Crime
Protests and Defense Meet AG Action in Bradford Case
Reactions to the attorney general’s decision not to press a case against the Hoover police officer who shot Emantic “E.J.” Bradford Jr. on Thanksgiving night continued Wednesday.
Hoover Mayor Frank Brocato said in press conference that the city will give its full support to the officer, who has not been officially named, if civil suits are filed in the case. City information officer Melanie Posey said the city had deemed the findings of the report thorough and complete.
“We realize that strong emotions exist and will continue to be expressed from many viewpoints,” Brocato said. “It is our strong desire to have reconciliation and understanding as we approach the future.”

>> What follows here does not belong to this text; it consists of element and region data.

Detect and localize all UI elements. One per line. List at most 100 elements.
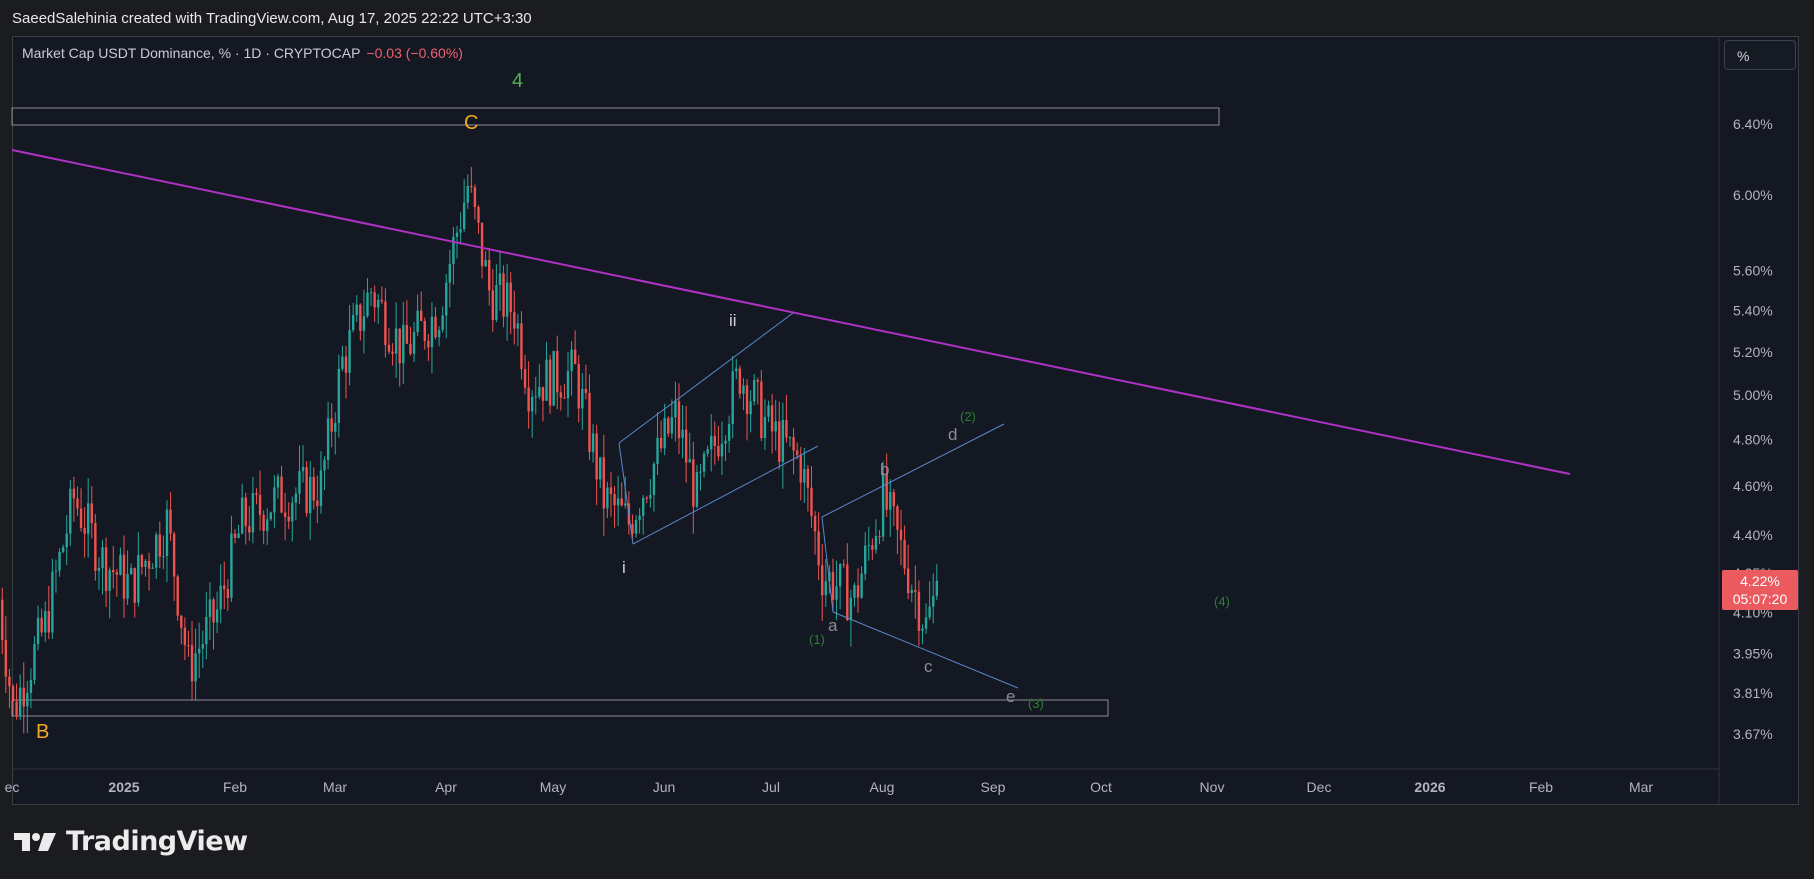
candle-body bbox=[896, 506, 899, 530]
candle-body bbox=[581, 388, 584, 409]
time-axis-label: Dec bbox=[1307, 779, 1332, 795]
candle-body bbox=[215, 609, 219, 623]
candle-body bbox=[799, 454, 802, 483]
candle-body bbox=[813, 516, 817, 532]
candle-body bbox=[752, 379, 756, 402]
candle-body bbox=[47, 611, 51, 633]
candle-body bbox=[889, 492, 892, 510]
candle-body bbox=[445, 282, 448, 316]
candle-body bbox=[423, 320, 426, 341]
candle-body bbox=[194, 653, 197, 682]
candle-body bbox=[115, 572, 119, 575]
candle-body bbox=[720, 443, 724, 457]
price-axis-label: 3.95% bbox=[1733, 645, 1773, 661]
triangle-upper-line[interactable] bbox=[821, 423, 1005, 518]
candle-body bbox=[810, 487, 813, 517]
candle-body bbox=[477, 207, 480, 223]
tradingview-logo[interactable]: TradingView bbox=[14, 826, 248, 857]
candle-body bbox=[871, 545, 874, 550]
candle-body bbox=[341, 356, 344, 369]
candle-body bbox=[58, 551, 61, 571]
tradingview-logo-text: TradingView bbox=[66, 826, 248, 857]
time-axis-label: 2025 bbox=[108, 779, 139, 795]
candle-body bbox=[312, 477, 315, 501]
candle-body bbox=[140, 555, 144, 567]
candle-body bbox=[22, 687, 25, 707]
candle-body bbox=[276, 476, 280, 488]
candle-body bbox=[749, 401, 752, 415]
candle-body bbox=[187, 645, 190, 647]
symbol-name: Market Cap USDT Dominance, % · 1D · CRYP… bbox=[22, 45, 361, 61]
candle-body bbox=[745, 385, 749, 415]
candle-body bbox=[849, 597, 853, 621]
symbol-legend[interactable]: Market Cap USDT Dominance, % · 1D · CRYP… bbox=[22, 45, 463, 61]
candle-body bbox=[437, 330, 441, 338]
candle-body bbox=[201, 644, 204, 649]
candle-body bbox=[484, 259, 487, 267]
candle-body bbox=[534, 396, 537, 398]
candle-body bbox=[556, 351, 559, 393]
candle-body bbox=[613, 494, 616, 506]
price-axis-label: 6.00% bbox=[1733, 187, 1773, 203]
candle-body bbox=[355, 304, 358, 315]
time-axis-label: Aug bbox=[870, 779, 895, 795]
candle-body bbox=[599, 457, 602, 480]
candle-body bbox=[513, 312, 516, 329]
candle-body bbox=[180, 615, 183, 628]
candle-body bbox=[61, 547, 65, 552]
candle-body bbox=[65, 533, 68, 548]
candle-body bbox=[906, 568, 910, 593]
candle-body bbox=[269, 512, 273, 520]
wave-label-ii: ii bbox=[729, 311, 737, 330]
candle-body bbox=[634, 519, 638, 534]
channel-upper-line[interactable] bbox=[618, 312, 794, 444]
candle-body bbox=[763, 416, 767, 439]
time-axis[interactable]: ec 2025 Feb Mar Apr May Jun Jul Aug Sep Oct Nov Dec 2… bbox=[5, 779, 1654, 795]
time-axis-label: Mar bbox=[1629, 779, 1653, 795]
time-axis-label: Jul bbox=[762, 779, 780, 795]
percent-scale-button[interactable]: % bbox=[1724, 40, 1796, 70]
candle-body bbox=[240, 497, 244, 534]
candle-body bbox=[441, 315, 444, 331]
candle-body bbox=[373, 292, 376, 308]
price-axis[interactable]: 6.40% 6.00% 5.60% 5.40% 5.20% 5.00% 4.80% 4.60%… bbox=[1733, 116, 1773, 742]
candle-body bbox=[735, 368, 738, 372]
price-chart[interactable]: 4 C B i ii a b c d e (1) (2) (3) (4) 6.4… bbox=[0, 0, 1814, 879]
candle-body bbox=[867, 545, 870, 547]
wave-label-4: 4 bbox=[512, 70, 523, 92]
candle-body bbox=[505, 282, 509, 317]
candle-body bbox=[620, 498, 623, 506]
candle-body bbox=[573, 349, 577, 365]
candle-body bbox=[559, 392, 563, 398]
price-axis-label: 5.40% bbox=[1733, 302, 1773, 318]
candle-body bbox=[516, 323, 520, 329]
candle-body bbox=[878, 536, 881, 538]
candle-body bbox=[917, 591, 921, 631]
candle-body bbox=[702, 453, 706, 472]
candle-body bbox=[928, 606, 931, 618]
candle-body bbox=[287, 516, 290, 522]
candle-body bbox=[208, 599, 212, 618]
price-change: −0.03 (−0.60%) bbox=[366, 45, 463, 61]
candle-body bbox=[846, 564, 849, 621]
candle-body bbox=[713, 436, 717, 446]
candle-body bbox=[652, 463, 656, 496]
wave-label-b: b bbox=[880, 460, 889, 479]
descending-trendline[interactable] bbox=[11, 149, 1571, 475]
candle-body bbox=[405, 324, 409, 344]
candle-body bbox=[15, 701, 18, 716]
candle-body bbox=[226, 589, 230, 598]
time-axis-label: Oct bbox=[1090, 779, 1112, 795]
candle-body bbox=[308, 477, 312, 514]
candle-body bbox=[212, 599, 215, 623]
candle-body bbox=[566, 371, 570, 399]
price-axis-label: 6.40% bbox=[1733, 116, 1773, 132]
wave-label-2: (2) bbox=[960, 409, 976, 424]
candle-body bbox=[384, 301, 387, 345]
candle-body bbox=[176, 576, 179, 616]
price-axis-label: 5.00% bbox=[1733, 387, 1773, 403]
candle-body bbox=[409, 343, 412, 354]
candle-body bbox=[298, 471, 301, 494]
candle-body bbox=[806, 468, 810, 488]
candle-body bbox=[914, 589, 917, 592]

Asked how the city will handle any more protests over the shooting, Brocato said: “We have shown good faith in making sure that if you want to come to our city to protest, that they are safe and we will continue to do that. It’s a first amendment right and it is our job to protect them.”
Protestors already had announced that they would resume protesting in Hoover. LeDarius Hilliard, one of the lead organizers of the protests, said he was both hurt and angry about the attorney general’s decision.
“The fact that the attorney general doesn’t see probable cause to at least hand it over to a grand jury is disheartening,” said Hilliard.
Hilliard said he believed the facts of the case still have not been properly considered.
“They ruled it justifiable and released 13 seconds of a video that clearly shows someone being shot from the back – kill shots – and literally everyone in the mall scattering,” said Hillard. “No command is being shown. Nobody is saying freeze.”
Montgomery Protest
About 40 protestors, including Bradford’s parents, protested in front of the Attorney General’s Office in Montgomery on Wednesday morning to denounce the decision to exonerate the officer of any criminal wrongdoing.
“I knew there was going to be some nonsense when he took the case,” Emantic Bradford Sr. said. Attorney General Steve Marshall recused District Attorney Danny Carr from the case despite his objections and took over the investigation in part because of Carr’s relationship with leaders of protests in Hoover.
“He (Marshall) never picked up the phone, but he got on TV and lied and said he reached out to the family. He never reached out to us,” Bradford said. Demonstrators demanded to speak with Marshall, shouting for him to leave his office and meet with the Bradford family.
The protestors also held up signs at the locked doors to the office building and shouted Bradford’s name.
The protesters were met by state troopers who attempted to cite disorderly contact statutes over the protestors’ chants. Two protestors were arrested and charged with disorderly conduct.
Ben Crump, the attorney representing the Bradford family, has called for access to the entire video from surveillance cameras at the Galleria, where the shooting occurred, rather a clip.
“Until the full video has been released to the public,” Crump said in a press statement, “everyone is subject to the editing bias that the Attorney General’s Office chose to apply in preparing its report.”
Calling the attorney general’s findings “outrageous and beyond comprehension,” Crump said, “The attorney general says no more than two seconds elapsed between the time officers engaged E.J. Bradford and the time he was gunned down by a police officer, who admitted he provided no verbal warning. Are we also to accept that the officer had no duty to determine what was actually happening, that instead it was fine for him to fire fatal shots with no more than two seconds to consider whether it was warranted – especially when there was a second officer who did not shoot?”
Hoover Protests
Protests were held Tuesday at the Hoover City Hall. Carlos Chaverst, another leader of the protests, burned an American Flag with the words “Black Lives Don’t Matter,” saying the action represented what happened to Bradford Jr. and what it is like to be black in America.
Hilliard said that the Bradford family has asked that the protesters continue and that the city of Hoover take responsibility and express true sympathy for the killing.
“I am disheartened at the mayor and the city administrator for this lack of respect,” said Hilliard. “I really wonder, if Emantic was white, would we really be going through this situation. I refuse to believe we would be going through the same situation had the roles been reversed.”